Still, there is a check after that which make sure that the balance of the Socket Gateway contract after performing arbitrary call must match with the expected swap amount. This seem okay at first because it forces the contract to do a swap from WETH to ETH by exactly the input amount (by doing swap, it is unable to trigger another arbitrary call to steal token), but it did not consider the case where the caller transfers in 0 WETH. This is where the attacker utilize the zero-value input, he can bypass the balance check with the input amount set to 0, eliminating the need for a swap and allowing them to trigger the arbitrary call.

Conclusion

As a developer, when building your own project, does not trust any user input. Any parameter given must be carefully validated by the code. Unlike the traditional finance where transfering zero is not usually permit. Ethereum core and ERC20 smart contracts allow transferring zero token so developers must be aware of this and carefully validate the input. Arbitrary calls are another aspect that must be carefully considered. Allowing arbitrary calls means letting others control your contract's logic, and you can be certain they will not always play by your rules.

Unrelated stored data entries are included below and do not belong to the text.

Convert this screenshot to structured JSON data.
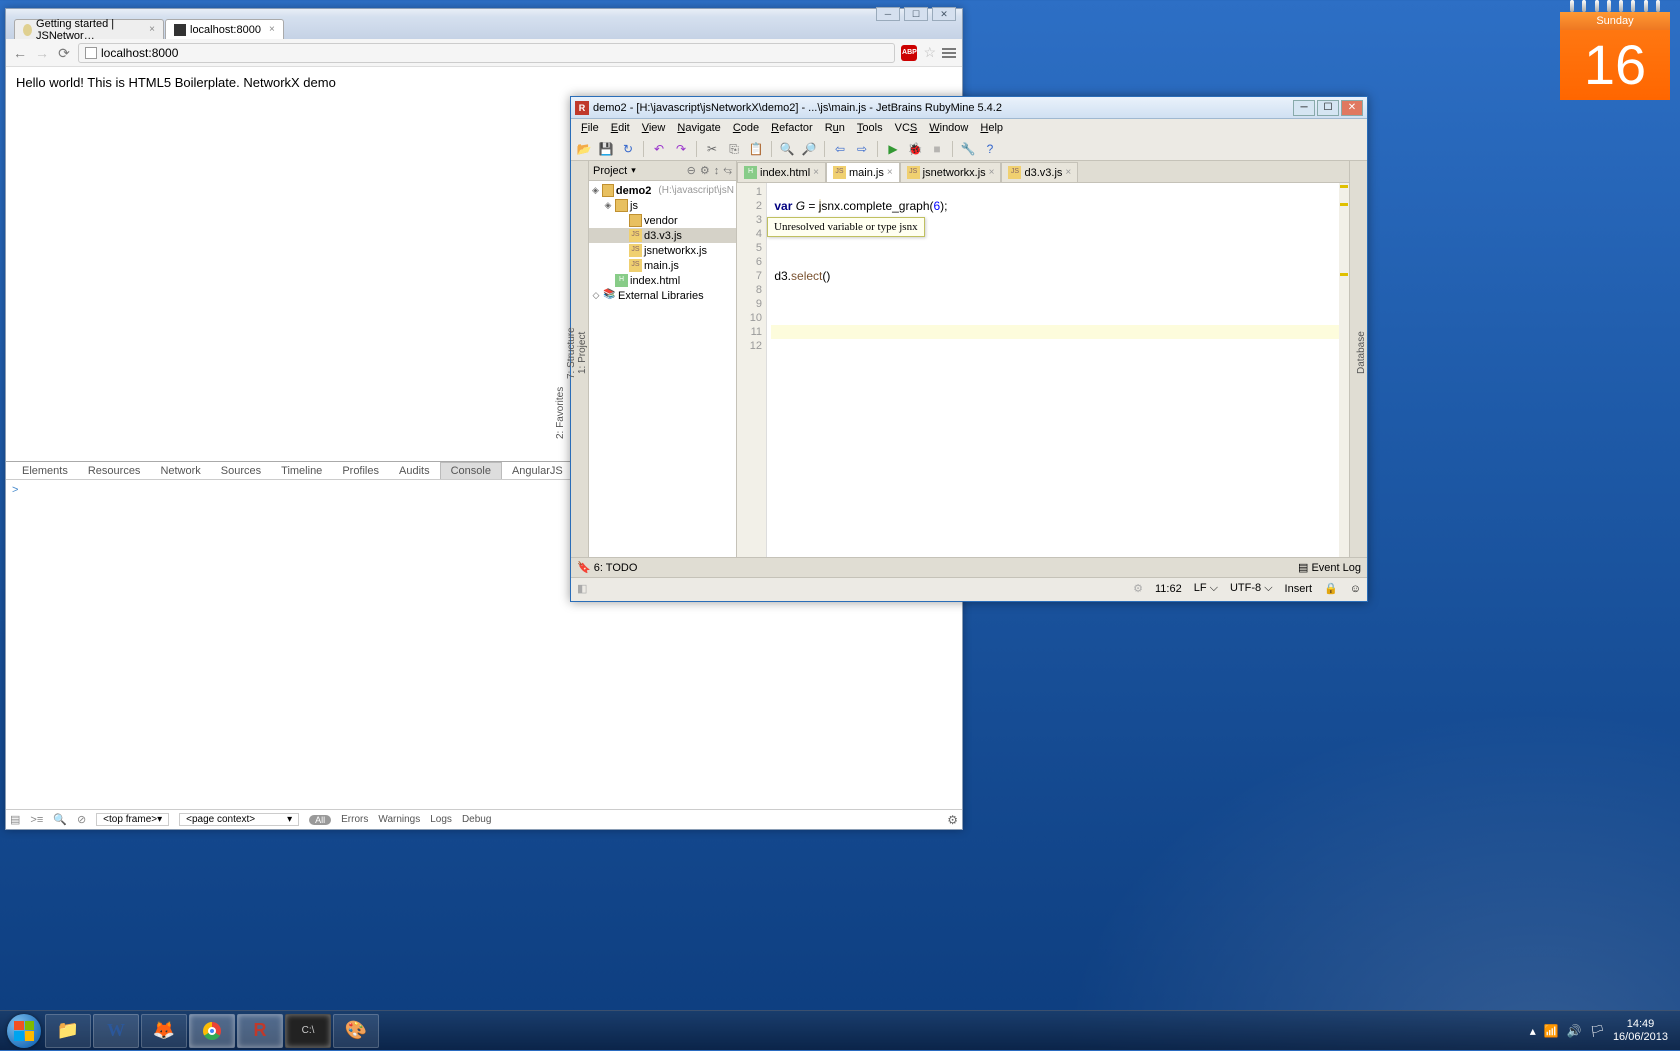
{
  "chrome": {
    "tabs": [
      {
        "title": "Getting started | JSNetwor…",
        "active": false
      },
      {
        "title": "localhost:8000",
        "active": true
      }
    ],
    "url": "localhost:8000",
    "page_text": "Hello world! This is HTML5 Boilerplate. NetworkX demo",
    "devtools": {
      "tabs": [
        "Elements",
        "Resources",
        "Network",
        "Sources",
        "Timeline",
        "Profiles",
        "Audits",
        "Console",
        "AngularJS"
      ],
      "active": "Console",
      "prompt": ">",
      "footer": {
        "frame": "<top frame>",
        "context": "<page context>",
        "pill": "All",
        "items": [
          "Errors",
          "Warnings",
          "Logs",
          "Debug"
        ]
      }
    }
  },
  "ide": {
    "title": "demo2 - [H:\\javascript\\jsNetworkX\\demo2] - ...\\js\\main.js - JetBrains RubyMine 5.4.2",
    "menus": [
      "File",
      "Edit",
      "View",
      "Navigate",
      "Code",
      "Refactor",
      "Run",
      "Tools",
      "VCS",
      "Window",
      "Help"
    ],
    "proj_header": "Project",
    "tree": {
      "root": "demo2",
      "root_hint": "(H:\\javascript\\jsN",
      "js": "js",
      "vendor": "vendor",
      "d3": "d3.v3.js",
      "jsnet": "jsnetworkx.js",
      "main": "main.js",
      "index": "index.html",
      "ext": "External Libraries"
    },
    "editor_tabs": [
      {
        "name": "index.html",
        "icon": "html"
      },
      {
        "name": "main.js",
        "icon": "js",
        "active": true
      },
      {
        "name": "jsnetworkx.js",
        "icon": "js"
      },
      {
        "name": "d3.v3.js",
        "icon": "js"
      }
    ],
    "code": {
      "l2": "var G = jsnx.complete_graph(6);",
      "l7": "d3.select()",
      "tooltip": "Unresolved variable or type jsnx"
    },
    "bottom": {
      "todo": "6: TODO",
      "eventlog": "Event Log"
    },
    "status": {
      "pos": "11:62",
      "le": "LF",
      "enc": "UTF-8",
      "mode": "Insert"
    },
    "rails": {
      "project": "1: Project",
      "structure": "7: Structure",
      "favorites": "2: Favorites",
      "database": "Database"
    }
  },
  "calendar": {
    "day": "Sunday",
    "date": "16"
  },
  "tray": {
    "time": "14:49",
    "date": "16/06/2013"
  }
}
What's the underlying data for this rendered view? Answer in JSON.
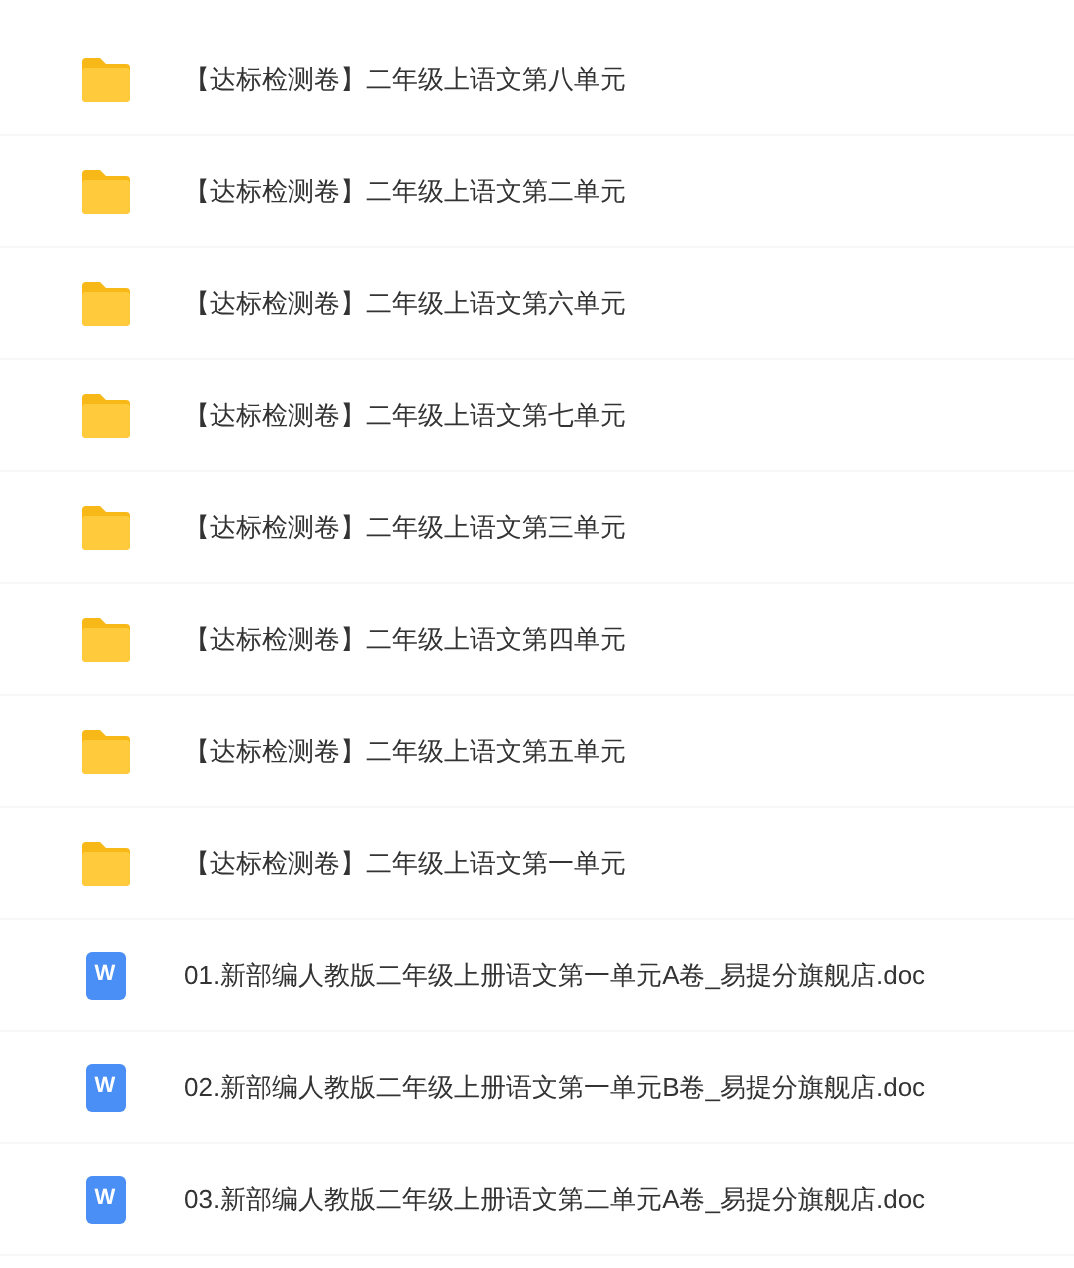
{
  "files": [
    {
      "kind": "folder",
      "name": "【达标检测卷】二年级上语文第八单元"
    },
    {
      "kind": "folder",
      "name": "【达标检测卷】二年级上语文第二单元"
    },
    {
      "kind": "folder",
      "name": "【达标检测卷】二年级上语文第六单元"
    },
    {
      "kind": "folder",
      "name": "【达标检测卷】二年级上语文第七单元"
    },
    {
      "kind": "folder",
      "name": "【达标检测卷】二年级上语文第三单元"
    },
    {
      "kind": "folder",
      "name": "【达标检测卷】二年级上语文第四单元"
    },
    {
      "kind": "folder",
      "name": "【达标检测卷】二年级上语文第五单元"
    },
    {
      "kind": "folder",
      "name": "【达标检测卷】二年级上语文第一单元"
    },
    {
      "kind": "doc",
      "icon_letter": "W",
      "name": "01.新部编人教版二年级上册语文第一单元A卷_易提分旗舰店.doc"
    },
    {
      "kind": "doc",
      "icon_letter": "W",
      "name": "02.新部编人教版二年级上册语文第一单元B卷_易提分旗舰店.doc"
    },
    {
      "kind": "doc",
      "icon_letter": "W",
      "name": "03.新部编人教版二年级上册语文第二单元A卷_易提分旗舰店.doc"
    }
  ]
}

Furthermore, conducting a security audit is strongly recommended for all projects, even though they are smart contracts, backends, wallets, or dapps.

As a blockchain user, remember: approving tokens grants strangers access to spend them as they please. Avoid infinite approvals, always allocate the exact amount needed for each transaction, even if it incurs additional fees. You will never know that a DeFi app you used many years ago can get hacked, putting your tokens at risk. Proactively review and revoke unnecessary approvals to safeguard your money now.